Reconstruction using the lower abdomen involves transferring skin and fatty tissue, with or without abdominal muscle. Although this technique may reduce excess abdominal fat, it is not suitable for very obese patients or for those who have had previous surgeries affecting blood supply in this area. A long scar remains on the lower abdomen, usually hidden under underwear.
Back tissue reconstruction uses skin, fat, and muscle from the back and is often combined with an implant to achieve a more natural and symmetrical result. Its main disadvantage is a linear scar on the back and possible contour deformity. This option may not be suitable for smokers or patients with damaged blood supply to the area.

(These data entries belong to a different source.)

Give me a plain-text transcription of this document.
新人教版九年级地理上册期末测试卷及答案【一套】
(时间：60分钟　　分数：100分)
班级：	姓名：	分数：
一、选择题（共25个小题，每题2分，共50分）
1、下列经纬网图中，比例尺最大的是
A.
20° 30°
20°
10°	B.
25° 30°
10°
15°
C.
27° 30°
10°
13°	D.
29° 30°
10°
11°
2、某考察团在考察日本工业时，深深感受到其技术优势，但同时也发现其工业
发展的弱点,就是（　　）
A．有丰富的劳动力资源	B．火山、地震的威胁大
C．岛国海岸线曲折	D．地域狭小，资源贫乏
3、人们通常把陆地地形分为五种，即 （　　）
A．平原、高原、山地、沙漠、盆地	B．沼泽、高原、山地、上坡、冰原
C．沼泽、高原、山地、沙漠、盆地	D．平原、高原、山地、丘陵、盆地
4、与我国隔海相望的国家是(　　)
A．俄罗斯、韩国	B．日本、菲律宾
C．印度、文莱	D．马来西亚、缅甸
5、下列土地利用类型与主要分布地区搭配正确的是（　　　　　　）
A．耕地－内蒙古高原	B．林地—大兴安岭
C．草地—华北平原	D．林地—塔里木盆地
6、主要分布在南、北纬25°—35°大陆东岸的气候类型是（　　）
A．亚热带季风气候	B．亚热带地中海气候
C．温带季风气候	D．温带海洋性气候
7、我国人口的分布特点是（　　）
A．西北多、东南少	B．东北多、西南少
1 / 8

Hip tissue reconstruction can provide sufficient volume even in athletic women, but its use is limited due to potential asymmetry, longer surgery time, and postoperative care requirements. Regardless of the method chosen, the surgeon’s experience and the patient’s realistic understanding of options are the most important factors determining success.
Another key question is the timing of reconstruction. Breast reconstruction can be performed at any time after breast removal, including during the same operation. Immediate reconstruction often provides the best surgical results because tissues have not yet been affected by scarring or radiotherapy. However, the best surgical outcome does not always mean the highest patient satisfaction. Some women benefit psychologically from never experiencing breast loss, while others feel more satisfied with delayed reconstruction after processing the loss.
Breast reconstruction is a multi-stage surgical process. Nipple reconstruction, achieving symmetry with the opposite breast, and final refinements often require additional procedures.
Even if optimal surgical results are achieved during immediate reconstruction, patients may experience disappointment because the reconstructed breast may differ in shape and texture from the original. Ultimately, breast reconstruction, like many areas of plastic surgery, is an art. The subject of this art is the human being and the values represented. Therefore, informed patients and experienced plastic surgeons must work together to determine the most appropriate path for the patient and her environment.